Aussi me semble-t-il qu’il ne convient pas de faire de la campagne médiatique contre Mélenchon un principe d’explication de son absence au second tour. Certes, il est indéniable qu’il y a eu une campagne de ce genre à partir du moment où la présence de Mélenchon au second tour est apparue possible. Les éditorialistes d’un certain nombre de grands médias ont semblé alors avoir pour devise : « Tout Sauf Mélenchon ». Ce tir de barrage, avec ses amalgames honteux (la présentation d’un programme écologique et keynésien, plus modéré que celui de Mitterrand en 1981, comme un « robespierrisme » !), a rendu peu crédibles, pendant l’entre-deux-tours, les injonctions à voter contre Le Pen venant de ceux qui n’avaient guère semblé inquiets de la prévisible qualification de celle-ci.
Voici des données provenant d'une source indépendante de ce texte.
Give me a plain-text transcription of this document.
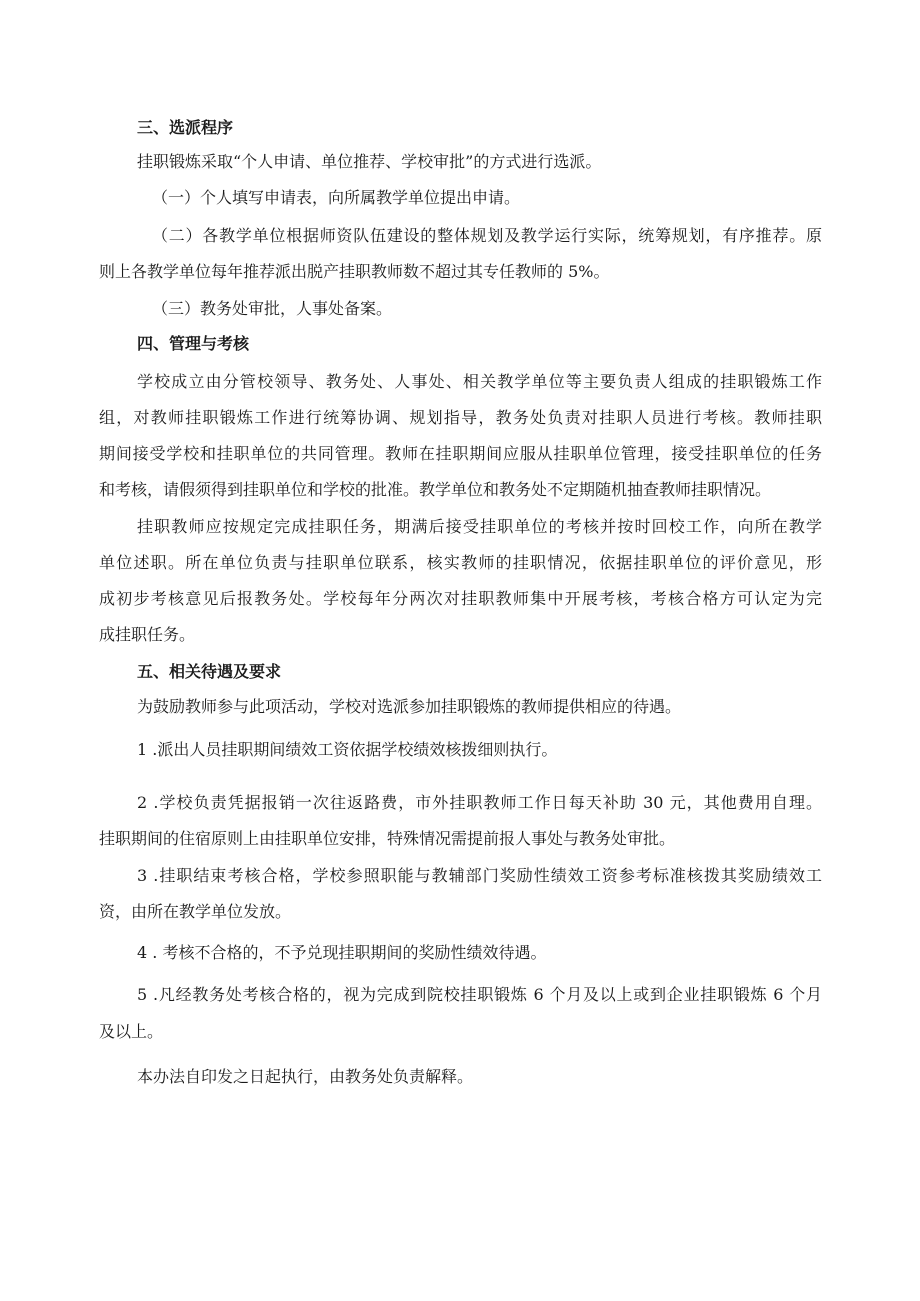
三、选派程序
挂职锻炼采取“个人申请、单位推荐、学校审批”的方式进行选派。
（一）个人填写申请表，向所属教学单位提出申请。
（二）各教学单位根据师资队伍建设的整体规划及教学运行实际，统筹规划，有序推荐。原
则上各教学单位每年推荐派出脱产挂职教师数不超过其专任教师的 5%。
（三）教务处审批，人事处备案。
四、管理与考核
学校成立由分管校领导、教务处、人事处、相关教学单位等主要负责人组成的挂职锻炼工作
组，对教师挂职锻炼工作进行统筹协调、规划指导，教务处负责对挂职人员进行考核。教师挂职
期间接受学校和挂职单位的共同管理。教师在挂职期间应服从挂职单位管理，接受挂职单位的任务
和考核，请假须得到挂职单位和学校的批准。教学单位和教务处不定期随机抽查教师挂职情况。
挂职教师应按规定完成挂职任务，期满后接受挂职单位的考核并按时回校工作，向所在教学
单位述职。所在单位负责与挂职单位联系，核实教师的挂职情况，依据挂职单位的评价意见，形
成初步考核意见后报教务处。学校每年分两次对挂职教师集中开展考核，考核合格方可认定为完
成挂职任务。
五、相关待遇及要求
为鼓励教师参与此项活动，学校对选派参加挂职锻炼的教师提供相应的待遇。
1 .派出人员挂职期间绩效工资依据学校绩效核拨细则执行。
2 .学校负责凭据报销一次往返路费，市外挂职教师工作日每天补助 30 元，其他费用自理。
挂职期间的住宿原则上由挂职单位安排，特殊情况需提前报人事处与教务处审批。
3 .挂职结束考核合格，学校参照职能与教辅部门奖励性绩效工资参考标准核拨其奖励绩效工
资，由所在教学单位发放。
4 . 考核不合格的，不予兑现挂职期间的奖励性绩效待遇。
5 .凡经教务处考核合格的，视为完成到院校挂职锻炼 6 个月及以上或到企业挂职锻炼 6 个月
及以上。
本办法自印发之日起执行，由教务处负责解释。
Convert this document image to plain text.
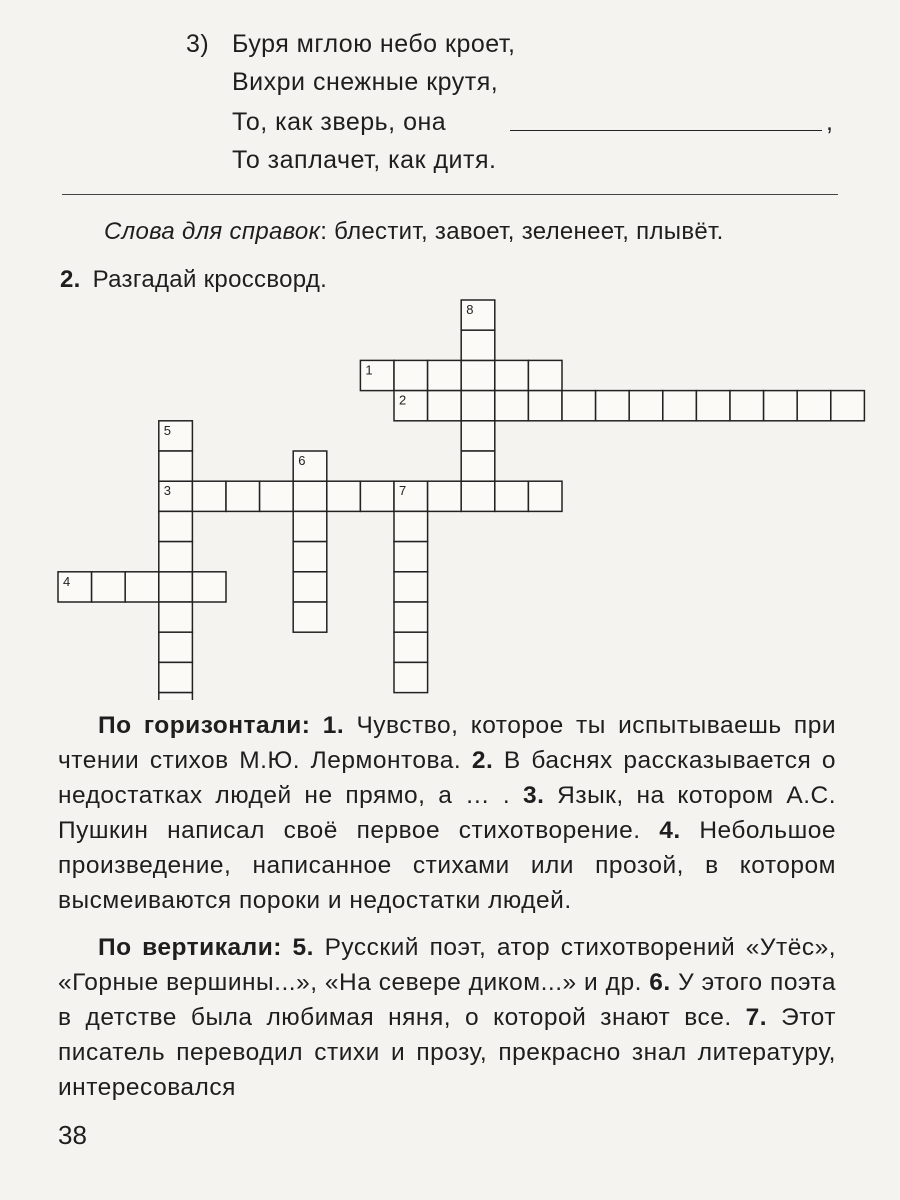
3) Буря мглою небо кроет,
Вихри снежные крутя,
То, как зверь, она	,
То заплачет, как дитя.
Слова для справок: блестит, завоет, зеленеет, плывёт.
2. Разгадай кроссворд.
1
2
3
4
5
6
7
8

По горизонтали: 1. Чувство, которое ты испытываешь при чтении стихов М.Ю. Лермонтова. 2. В баснях рассказывается о недостатках людей не прямо, а … . 3. Язык, на котором А.С. Пушкин написал своё первое стихотворение. 4. Небольшое произведение, написанное стихами или прозой, в котором высмеиваются пороки и недостатки людей.

По вертикали: 5. Русский поэт, атор стихотворений «Утёс», «Горные вершины...», «На севере диком...» и др. 6. У этого поэта в детстве была любимая няня, о которой знают все. 7. Этот писатель переводил стихи и прозу, прекрасно знал литературу, интересовался

38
Cela étant, si le tir de barrage a fonctionné, c’est qu’il a su pointer des faiblesses effectives de Mélenchon, comme son incapacité à critiquer clairement la dictature de Castro et à articuler une analyse valable des raisons de l’échec de l’expérience lancée par Chavez, ou sa légèreté en matière de politique étrangère : la seule hostilité aux États-Unis (confondus hâtivement avec l’Otan) et l’indifférence au sort des pays baltes ne composent pas une position suffisante, ni même sérieuse. Cette légèreté était d’autant plus dommageable que certaines des propositions de Mélenchon, pour le coup, étaient assez radicales (sortie de l’Otan, épreuve de force avec l’Allemagne dans le cadre de l’UE) et requéraient donc, de la part de celui qui souhaitait les mettre en œuvre, la démonstration d’une attitude responsable, et non d’un aventurisme romantique. Le moins qu’on puisse dire est que cette démonstration n’a pas été faite par sa proposition d’ouvrir une boite de Pandore en convoquant une conférence internationale sur les frontières de la Russie et de ses voisins.
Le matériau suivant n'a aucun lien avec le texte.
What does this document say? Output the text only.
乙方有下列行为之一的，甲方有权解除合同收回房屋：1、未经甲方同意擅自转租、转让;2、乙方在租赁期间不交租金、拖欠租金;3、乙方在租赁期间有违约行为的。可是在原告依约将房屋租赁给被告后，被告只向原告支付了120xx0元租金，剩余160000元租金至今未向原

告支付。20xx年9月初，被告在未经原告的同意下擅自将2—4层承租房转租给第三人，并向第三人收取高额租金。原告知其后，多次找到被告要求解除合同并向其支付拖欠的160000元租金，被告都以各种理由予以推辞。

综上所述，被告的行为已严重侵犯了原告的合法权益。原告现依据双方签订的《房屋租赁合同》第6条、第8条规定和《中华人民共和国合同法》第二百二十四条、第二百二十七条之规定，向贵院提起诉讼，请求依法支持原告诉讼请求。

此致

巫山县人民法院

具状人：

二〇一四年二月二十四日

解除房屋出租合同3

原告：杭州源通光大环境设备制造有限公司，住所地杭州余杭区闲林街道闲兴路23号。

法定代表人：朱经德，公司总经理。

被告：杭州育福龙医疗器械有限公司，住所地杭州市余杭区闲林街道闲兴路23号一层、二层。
Par de là ces considérations conjoncturelles, il faut sans doute constater que le résultat de Mélenchon traduit à la fois une limite sociologique de son mouvement (reflétée dans le fait que la majeure partie de l’électorat ne se reconnaît pas dans le programme de France Insoumise et que le centre de gravité de l’opinion française se situe bel et bien au centre-droit) et une limite de sa stratégie populiste. Ces deux limites sont liées : la stratégie populiste a beau faire appel au « peuple » (c’est-à-dire, en réalité, à une image du peuple tel que le populiste le désire et veut le produire), elle vise moins à rassembler qu’à opérer une sécession au sein de la gauche. Au lieu que « le peuple » renvoie à un sentiment d’égalité partagée par-delà les différences sociales (ce qui est le sens valable du moment populiste : la fraternité), il se définit dans l’hostilité d’une opposition entre « eux » et « nous », qui risque de glisser dans une opposition entre « nous, les purs » et « eux, les impurs ». Ce qui expliquerait le retour inattendu, dans le discours « insoumis », de quelques bribes d’un lexique maurrassien radicalement étranger à la tradition socialiste : le « pays réel » contre le « pays légal », les « braves gens » contre les voleurs et les menteurs, la « main avisée du sage qui connaît de quel côté est le bonheur du peuple » contre « la caste ». Le populisme tend de ce fait à rebuter un électorat de classe moyenne qui est sensible aux thématiques de la justice sociale et de l’urgence écologique, mais ne peut pas se reconnaître dans la rhétorique« dégagiste » qui oppose massivement « ceux d’en bas » à des élites assez indéterminées, où certains militants semblent prêts à ranger quiconque exprime un désaccord avec leur chef.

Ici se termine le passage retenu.